Ganz wichtig ist den Chor-Mitgliedern ihr soziales Engagement. Da Anja Sonntag Pflegedienstleiterin im Haus Sarepta in Contwig ist, sang der Chor dort beim Hüttenzauber mit den Bewohnern. Noch emotionaler allerdings empfanden alle ihre Auftritte in der Justizvollzugsanstalt, bei denen die Reaktionen der Zuhörer die eine oder andere Träne löste und das Weitersingen erschwerte. „Außerdem haben wir spontan zwei Benefizkonzerte in Frankreich gegeben, um dort Menschen in Not zu unterstützen“, zählt Simone Blatt weiter auf.

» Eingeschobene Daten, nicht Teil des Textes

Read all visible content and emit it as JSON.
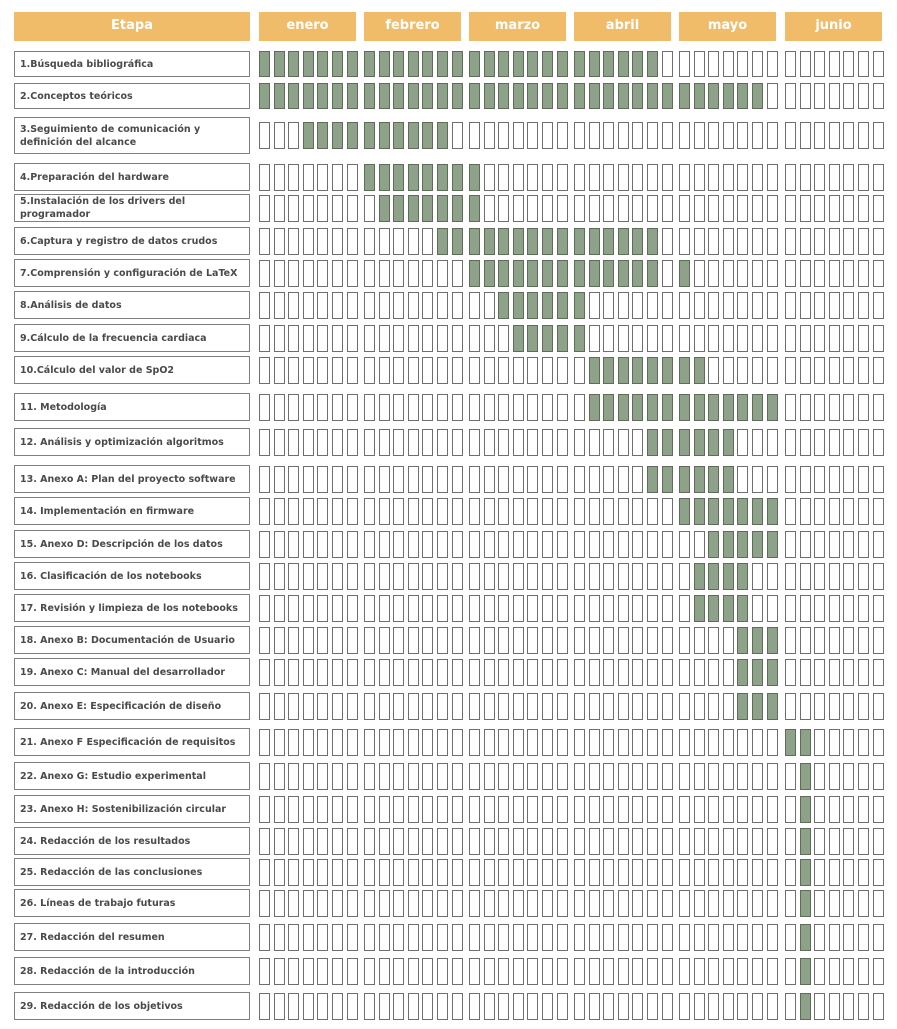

Statt eines Jahreskonzertes gingen die Sängerinnen 2020 gemeinsam Müll sammeln und pflegten so mit sozialem Engagement zugleich die Chor-Gemeinschaft. Gute Laune, mitreißende Melodien und Rhythmen zu inhaltsreichen Texten – die Freude am Singen machen „Gospel and Praise“ in der weiten Region bekannt und beliebt. Besonders wichtig ist den Mitgliedern neben dem Spaß das Gemeinschaftsgefühl. Sie bestätigen einstimmig: „Wir sind eine Familie“.

Für 2023 will sich der Chor auf seine eigene Weiterentwicklung etwa durch Stimmbildung konzentrieren. 2024 soll es dann wieder ein großes Projekt geben.